The Beighton score can be used to determine generalised joint hypermobility (GJH) related to hypermobility syndrome. The newer term "generalised hypermobility spectrum disorder" includes people with generalised joint hypermobility, often determined using the Beighton score, and other symptoms. Those who do not meet the Beighton score criteria may be diagnosed with historical joint hypermobility spectrum disorder, peripheral hypermobility spectrum disorder, or localised hypermobility spectrum disorder.
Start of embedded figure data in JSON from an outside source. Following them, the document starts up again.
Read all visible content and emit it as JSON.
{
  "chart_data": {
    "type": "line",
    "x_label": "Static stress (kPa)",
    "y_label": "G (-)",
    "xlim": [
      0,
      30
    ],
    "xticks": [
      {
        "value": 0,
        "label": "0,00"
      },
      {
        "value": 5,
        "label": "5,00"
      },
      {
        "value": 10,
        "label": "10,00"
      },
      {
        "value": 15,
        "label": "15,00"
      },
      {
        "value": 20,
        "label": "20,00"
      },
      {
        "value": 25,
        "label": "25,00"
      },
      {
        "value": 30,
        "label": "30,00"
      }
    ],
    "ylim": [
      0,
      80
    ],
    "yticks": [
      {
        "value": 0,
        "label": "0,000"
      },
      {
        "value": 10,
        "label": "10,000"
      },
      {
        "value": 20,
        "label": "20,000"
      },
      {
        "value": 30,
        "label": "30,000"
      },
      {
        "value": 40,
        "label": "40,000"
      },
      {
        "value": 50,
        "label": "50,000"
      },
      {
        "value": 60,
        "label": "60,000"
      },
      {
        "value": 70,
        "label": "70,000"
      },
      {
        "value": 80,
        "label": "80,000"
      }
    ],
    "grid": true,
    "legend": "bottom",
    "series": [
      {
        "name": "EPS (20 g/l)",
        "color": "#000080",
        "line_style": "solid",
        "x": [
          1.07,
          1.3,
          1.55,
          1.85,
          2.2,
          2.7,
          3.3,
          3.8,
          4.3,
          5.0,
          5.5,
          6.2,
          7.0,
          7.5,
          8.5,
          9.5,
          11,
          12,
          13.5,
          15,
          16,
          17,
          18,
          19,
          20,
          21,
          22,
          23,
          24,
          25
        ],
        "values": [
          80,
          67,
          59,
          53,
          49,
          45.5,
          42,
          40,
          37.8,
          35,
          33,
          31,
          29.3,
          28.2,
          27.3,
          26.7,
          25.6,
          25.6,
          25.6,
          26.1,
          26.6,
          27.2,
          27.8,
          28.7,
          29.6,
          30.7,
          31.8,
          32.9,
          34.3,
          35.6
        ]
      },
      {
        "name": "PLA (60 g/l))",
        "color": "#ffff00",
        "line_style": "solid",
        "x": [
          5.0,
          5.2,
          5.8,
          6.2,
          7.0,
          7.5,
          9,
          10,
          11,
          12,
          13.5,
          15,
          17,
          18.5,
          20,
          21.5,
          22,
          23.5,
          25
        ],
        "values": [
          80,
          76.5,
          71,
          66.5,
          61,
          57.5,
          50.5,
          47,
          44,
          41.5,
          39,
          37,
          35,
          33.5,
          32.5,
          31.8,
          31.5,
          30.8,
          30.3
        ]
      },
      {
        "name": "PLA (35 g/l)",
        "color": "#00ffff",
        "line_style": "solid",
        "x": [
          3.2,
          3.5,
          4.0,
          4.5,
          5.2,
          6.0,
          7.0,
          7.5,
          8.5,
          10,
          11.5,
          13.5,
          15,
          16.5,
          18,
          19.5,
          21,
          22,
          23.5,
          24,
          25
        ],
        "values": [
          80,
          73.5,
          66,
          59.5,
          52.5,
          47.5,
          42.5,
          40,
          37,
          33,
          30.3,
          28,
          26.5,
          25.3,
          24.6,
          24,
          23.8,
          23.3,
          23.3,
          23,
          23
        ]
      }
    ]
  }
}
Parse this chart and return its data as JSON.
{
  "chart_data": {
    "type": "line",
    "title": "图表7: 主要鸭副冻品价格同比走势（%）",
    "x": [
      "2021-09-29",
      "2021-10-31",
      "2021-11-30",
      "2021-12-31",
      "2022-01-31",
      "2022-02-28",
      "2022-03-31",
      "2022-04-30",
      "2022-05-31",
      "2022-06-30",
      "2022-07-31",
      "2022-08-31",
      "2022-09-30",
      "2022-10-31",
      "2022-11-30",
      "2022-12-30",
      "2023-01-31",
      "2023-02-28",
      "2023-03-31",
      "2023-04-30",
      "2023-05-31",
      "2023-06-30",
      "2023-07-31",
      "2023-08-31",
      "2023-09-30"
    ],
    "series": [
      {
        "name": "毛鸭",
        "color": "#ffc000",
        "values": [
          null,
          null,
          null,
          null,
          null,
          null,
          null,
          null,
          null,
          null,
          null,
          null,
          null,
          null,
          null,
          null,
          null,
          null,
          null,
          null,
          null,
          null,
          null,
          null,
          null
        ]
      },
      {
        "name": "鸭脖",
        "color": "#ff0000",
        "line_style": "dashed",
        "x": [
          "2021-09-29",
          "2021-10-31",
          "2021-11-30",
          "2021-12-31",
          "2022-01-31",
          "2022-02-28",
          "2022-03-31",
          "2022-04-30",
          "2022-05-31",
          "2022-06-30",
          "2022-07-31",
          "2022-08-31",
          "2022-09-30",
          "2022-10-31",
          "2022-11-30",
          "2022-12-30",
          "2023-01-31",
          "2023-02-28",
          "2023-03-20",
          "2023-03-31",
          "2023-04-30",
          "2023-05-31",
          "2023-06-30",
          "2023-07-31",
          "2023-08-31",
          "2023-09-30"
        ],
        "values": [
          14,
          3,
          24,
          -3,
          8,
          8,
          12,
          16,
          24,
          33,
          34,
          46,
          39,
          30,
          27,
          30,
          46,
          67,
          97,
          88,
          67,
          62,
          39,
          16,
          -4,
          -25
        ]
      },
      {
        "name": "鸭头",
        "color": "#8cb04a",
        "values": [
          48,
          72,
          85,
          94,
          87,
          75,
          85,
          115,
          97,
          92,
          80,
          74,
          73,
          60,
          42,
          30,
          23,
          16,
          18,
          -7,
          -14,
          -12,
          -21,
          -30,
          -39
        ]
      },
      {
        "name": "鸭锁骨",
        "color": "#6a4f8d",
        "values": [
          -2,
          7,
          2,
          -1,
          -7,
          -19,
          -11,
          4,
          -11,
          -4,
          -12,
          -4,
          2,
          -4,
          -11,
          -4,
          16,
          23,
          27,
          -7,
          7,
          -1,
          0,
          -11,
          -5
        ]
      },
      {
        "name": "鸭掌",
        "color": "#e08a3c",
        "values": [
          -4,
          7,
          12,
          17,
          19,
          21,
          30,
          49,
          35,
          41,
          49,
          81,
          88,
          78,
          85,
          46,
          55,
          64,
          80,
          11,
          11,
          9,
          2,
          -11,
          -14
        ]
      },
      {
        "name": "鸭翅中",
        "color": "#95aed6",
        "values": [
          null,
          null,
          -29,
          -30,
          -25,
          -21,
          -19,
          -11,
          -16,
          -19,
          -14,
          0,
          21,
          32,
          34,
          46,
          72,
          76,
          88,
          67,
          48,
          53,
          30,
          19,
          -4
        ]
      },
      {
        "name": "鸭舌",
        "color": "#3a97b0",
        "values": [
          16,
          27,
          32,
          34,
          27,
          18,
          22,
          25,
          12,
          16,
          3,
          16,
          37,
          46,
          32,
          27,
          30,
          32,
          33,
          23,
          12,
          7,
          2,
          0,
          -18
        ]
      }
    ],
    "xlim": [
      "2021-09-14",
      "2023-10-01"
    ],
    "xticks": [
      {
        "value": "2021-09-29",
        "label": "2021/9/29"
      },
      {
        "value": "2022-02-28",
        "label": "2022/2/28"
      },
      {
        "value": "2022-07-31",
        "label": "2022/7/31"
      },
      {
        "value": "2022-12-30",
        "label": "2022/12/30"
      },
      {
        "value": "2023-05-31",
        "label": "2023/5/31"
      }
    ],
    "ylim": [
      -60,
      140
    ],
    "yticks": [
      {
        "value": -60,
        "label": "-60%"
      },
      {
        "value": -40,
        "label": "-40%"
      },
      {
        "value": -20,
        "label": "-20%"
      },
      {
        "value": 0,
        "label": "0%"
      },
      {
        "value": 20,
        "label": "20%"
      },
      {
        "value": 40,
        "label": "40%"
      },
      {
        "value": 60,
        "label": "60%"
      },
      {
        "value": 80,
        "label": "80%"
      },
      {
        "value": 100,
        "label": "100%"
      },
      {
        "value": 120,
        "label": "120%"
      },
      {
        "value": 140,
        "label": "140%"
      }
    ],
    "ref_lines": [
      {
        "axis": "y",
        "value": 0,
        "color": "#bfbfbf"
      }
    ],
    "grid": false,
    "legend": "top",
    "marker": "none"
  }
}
In comparison to the diagnostic criteria of hypermobile Ehlers–Danlos syndrome, the criteria for hypermobile spectrum disorder are less strict. However, these criteria are differentiated from criteria of other EDS types and therefore its less-strict criteria are only comparable to the criteria of hEDS. As those with HSD experience a considerable amount of discomfort, it is important to focus on the treatment, not the labels. The severity of each condition can be equivalent. In particular, musculoskeletal involvement is a requirement for diagnosis with any form of hypermobility spectrum disorder but not for hypermobile Ehlers–Danlos syndrome. Like hypermobile Ehlers–Danlos syndrome, hypermobility spectrum disorders are associated with orthostatic tachycardia, gastrointestinal disorders, and pelvic and bladder dysfunction.

== Treatment==
There is no direct cure for Hypermobility Spectrum Disorder, but its symptoms can be treated. Physiotherapy, particularly exercise, is the main treatment for the condition, although there is only limited evidence for its effectiveness.

==Prevalence==
While the heritability of hypermobility is strong, specific genes implicated in the condition have not been identified.

Prevalence of HSD alone is unknown, though previous estimates have placed the combined prevalence of hEDS and HSD between 194.2 per 100 000 (0.19%) or 1 in 500 people. Other studies have suggested that it affects around 3% of the UK population. The condition is relatively common in those attending musculoskeletal clinics.